Pertanyaan itu membuatnya tercenung. Dia tahu kalau Syeikh sebenarnya lebih paham dari dirinya, tentang kondisi Yoga saat ini. Tapi sepertinya Syeikh ingin menjaga perasaannya dengan menanyakan itu. Sebab Yoga pernah 'dititipkan' padanya untuk dibimbing secara langsung selama Suluk.
Ustad Umar tersenyum. "Seperti yang Syeikh lihat, keadaannya jauh lebih baik ketimbang saat hari pertama dia tiba di sini. Sebenarnya, setelah peristiwa terjatuh dari pohon, saya perhatikan dia mengalami banyak perubahan. Tapi saya akui program khusus 3 hari di pasar, berdampak sangat besar padanya."
"Ya. Alhamdulillah. Saya juga ikut senang melihat perubahannya."
Ustad Umar mengangguk. Dia terdiam sesaat. Sebenarnya ada yang ingin dibicarakannya lagi. Tapi dia ragu.
"Ada lagi kan yang ingin kamu bicarakan? Tak apa, bicaralah. Kita masih punya waktu sebelum penutupan."
Dia menoleh ke arah gurunya yang sedang tersenyum tenang.
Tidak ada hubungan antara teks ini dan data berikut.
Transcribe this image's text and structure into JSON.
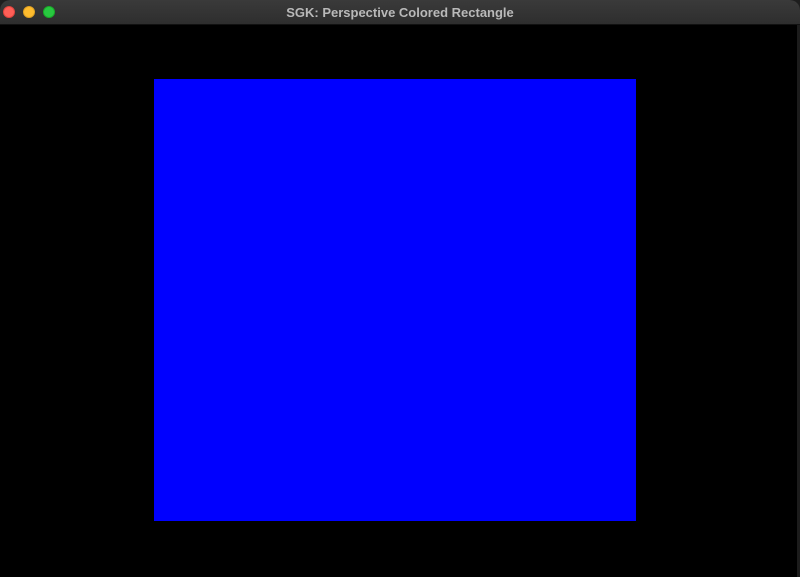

Pria itu membalas senyumnya. Harusnya dia tahu, dia tak akan bisa menyembunyikan apapun dari Syeikh. "Saya ... mau minta maaf, Syeikh. Saya merasa gagal melatih dia untuk menjadi seorang pendakwah. Saya berusaha mengajarinya tajwid dan ilmu fiqih. Walaupun dia adalah pelajar yang cerdas, tapi dalam waktu 40 hari ini, saya merasa kemampuannya masih sangat kurang untuk jadi seorang pendakwah."
Kali ini pernyataannya membuat Syeikh mengerutkan alis. "Hah ... ? Pendakwah? Siapa?"
"Hm? Bukankah waktu itu Syeikh bilang Yoga akan jadi seorang pendakwah?"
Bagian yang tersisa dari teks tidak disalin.